If you’re new to forex trading, there are a lot of terms and concepts that you need to learn in order to be successful. To help you out, we’ve compiled a list of five essential forex trading terms that you should know.
Pips – A pip is the smallest unit of price movement in the forex market. In most currency pairs, one pip is equal to 0.0001 of the quote currency. For example, if the EUR/USD moves from 1.3550 to 1.3551, that would be a one pip move.
Lot – A lot is the standard unit size for transactions in the forex market. There are three different lot sizes that are commonly traded: standard, mini, and micro. A standard lot is equal to 100,000 units of the base currency, a mini lot is 10,000 units of the base currency, and a micro lot is 1,000 units of the base currency.
Leverage – Leverage is a loan that is provided by a broker to a trader in order to allow them to trade with more money than they have in their account. Leverage can be either positive or negative depending on the direction of the trade. For example, if a trader has $5,000 in their account and they use 100:1 leverage, they can trade up to $500,000 worth of currency.
Margin – Margin is the amount of money that must be in a trader’s account in order to place a trade.
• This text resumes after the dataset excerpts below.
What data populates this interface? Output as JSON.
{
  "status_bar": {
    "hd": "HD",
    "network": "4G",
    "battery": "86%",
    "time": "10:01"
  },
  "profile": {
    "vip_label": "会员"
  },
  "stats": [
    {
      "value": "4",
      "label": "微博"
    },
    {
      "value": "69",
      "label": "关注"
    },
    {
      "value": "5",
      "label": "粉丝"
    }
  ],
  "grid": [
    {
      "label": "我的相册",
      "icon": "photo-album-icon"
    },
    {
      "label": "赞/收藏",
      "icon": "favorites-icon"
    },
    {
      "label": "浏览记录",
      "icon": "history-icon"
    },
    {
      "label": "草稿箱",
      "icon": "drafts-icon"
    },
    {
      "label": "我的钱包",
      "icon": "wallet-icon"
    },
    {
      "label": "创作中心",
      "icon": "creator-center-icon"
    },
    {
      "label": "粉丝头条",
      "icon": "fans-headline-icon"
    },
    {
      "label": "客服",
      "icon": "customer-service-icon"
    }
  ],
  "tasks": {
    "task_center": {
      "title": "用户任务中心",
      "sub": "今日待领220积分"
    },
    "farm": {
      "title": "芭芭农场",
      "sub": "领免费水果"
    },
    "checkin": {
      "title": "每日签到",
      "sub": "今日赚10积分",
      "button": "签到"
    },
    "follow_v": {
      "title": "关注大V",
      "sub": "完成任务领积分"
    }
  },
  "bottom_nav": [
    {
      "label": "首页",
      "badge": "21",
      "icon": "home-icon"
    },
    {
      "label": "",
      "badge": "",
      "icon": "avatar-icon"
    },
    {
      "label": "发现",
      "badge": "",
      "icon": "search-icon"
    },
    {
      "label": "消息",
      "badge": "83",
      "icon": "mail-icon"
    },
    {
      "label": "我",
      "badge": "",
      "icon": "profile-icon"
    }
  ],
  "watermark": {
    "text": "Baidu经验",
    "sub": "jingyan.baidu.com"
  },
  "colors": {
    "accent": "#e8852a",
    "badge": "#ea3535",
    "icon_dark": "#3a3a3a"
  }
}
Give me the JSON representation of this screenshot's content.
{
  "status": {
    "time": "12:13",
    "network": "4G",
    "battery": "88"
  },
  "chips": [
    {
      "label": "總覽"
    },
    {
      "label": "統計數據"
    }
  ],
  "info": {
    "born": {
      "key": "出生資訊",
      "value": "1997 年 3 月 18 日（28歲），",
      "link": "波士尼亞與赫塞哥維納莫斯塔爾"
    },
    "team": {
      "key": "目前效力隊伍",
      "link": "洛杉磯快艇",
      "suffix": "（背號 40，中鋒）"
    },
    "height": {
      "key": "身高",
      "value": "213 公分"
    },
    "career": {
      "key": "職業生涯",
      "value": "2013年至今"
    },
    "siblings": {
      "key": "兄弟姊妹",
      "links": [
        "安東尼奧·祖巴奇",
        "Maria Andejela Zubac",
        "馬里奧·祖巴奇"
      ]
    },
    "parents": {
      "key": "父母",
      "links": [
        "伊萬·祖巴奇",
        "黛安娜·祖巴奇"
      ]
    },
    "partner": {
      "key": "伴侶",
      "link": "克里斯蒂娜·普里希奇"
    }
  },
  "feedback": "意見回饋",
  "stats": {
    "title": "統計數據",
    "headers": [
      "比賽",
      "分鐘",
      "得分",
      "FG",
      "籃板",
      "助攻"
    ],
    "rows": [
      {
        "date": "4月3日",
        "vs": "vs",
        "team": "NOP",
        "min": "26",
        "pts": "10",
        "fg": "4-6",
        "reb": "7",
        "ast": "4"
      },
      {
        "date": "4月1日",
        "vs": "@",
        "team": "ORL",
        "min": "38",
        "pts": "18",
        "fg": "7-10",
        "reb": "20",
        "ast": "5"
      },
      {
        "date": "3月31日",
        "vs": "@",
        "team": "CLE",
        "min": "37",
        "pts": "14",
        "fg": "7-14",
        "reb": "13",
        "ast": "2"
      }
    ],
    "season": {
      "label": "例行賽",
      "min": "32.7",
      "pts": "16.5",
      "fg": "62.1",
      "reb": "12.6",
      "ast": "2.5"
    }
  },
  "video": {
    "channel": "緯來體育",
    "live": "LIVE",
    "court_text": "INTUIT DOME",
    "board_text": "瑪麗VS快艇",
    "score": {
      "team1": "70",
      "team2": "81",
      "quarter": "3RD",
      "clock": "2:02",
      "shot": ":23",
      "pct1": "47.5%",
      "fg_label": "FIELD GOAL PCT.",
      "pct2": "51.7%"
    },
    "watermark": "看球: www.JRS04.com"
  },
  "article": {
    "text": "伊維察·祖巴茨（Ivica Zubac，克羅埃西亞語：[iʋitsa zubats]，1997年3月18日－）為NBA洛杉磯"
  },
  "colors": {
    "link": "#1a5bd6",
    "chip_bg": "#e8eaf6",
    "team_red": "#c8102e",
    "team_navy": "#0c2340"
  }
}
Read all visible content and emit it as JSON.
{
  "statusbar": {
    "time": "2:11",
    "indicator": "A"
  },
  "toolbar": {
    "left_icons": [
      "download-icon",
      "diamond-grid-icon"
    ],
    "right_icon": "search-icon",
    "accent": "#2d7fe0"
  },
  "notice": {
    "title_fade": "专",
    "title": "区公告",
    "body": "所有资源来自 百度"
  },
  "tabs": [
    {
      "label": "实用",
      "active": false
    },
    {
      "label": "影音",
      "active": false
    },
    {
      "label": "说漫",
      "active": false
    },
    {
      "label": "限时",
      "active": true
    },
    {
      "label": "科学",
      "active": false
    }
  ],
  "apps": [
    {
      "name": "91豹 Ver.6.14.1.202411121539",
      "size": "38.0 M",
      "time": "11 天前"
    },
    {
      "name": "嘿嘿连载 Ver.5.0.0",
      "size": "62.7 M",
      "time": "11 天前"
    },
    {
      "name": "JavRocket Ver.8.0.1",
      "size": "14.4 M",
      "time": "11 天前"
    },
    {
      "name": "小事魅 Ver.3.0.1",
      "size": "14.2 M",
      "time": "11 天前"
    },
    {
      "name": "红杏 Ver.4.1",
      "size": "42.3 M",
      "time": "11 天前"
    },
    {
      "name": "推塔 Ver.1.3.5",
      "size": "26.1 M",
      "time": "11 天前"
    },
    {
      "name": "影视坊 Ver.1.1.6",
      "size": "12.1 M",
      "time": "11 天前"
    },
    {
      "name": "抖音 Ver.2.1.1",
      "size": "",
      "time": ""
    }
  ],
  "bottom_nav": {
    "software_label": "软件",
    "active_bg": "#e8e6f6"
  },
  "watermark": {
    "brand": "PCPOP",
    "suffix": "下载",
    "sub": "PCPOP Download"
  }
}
When trading on margin, traders are only required to put down a small percentage of the total value of the trade. The rest is provided by the broker as leverage.
Spread – The spread is the difference between the bid and ask prices of a currency pair. For example, if EUR/USD has a bid price of 1.3550 and an ask price of 1.3551, then the spread would be 1 pip. Spreads can vary depending on liquidity and other factors.
Trading forex can be both rewarding and challenging at times.. By understanding key terms like pips, lots leverage , margin and spreads , you’ll be well on your way towards becoming a successful trader . happy trading!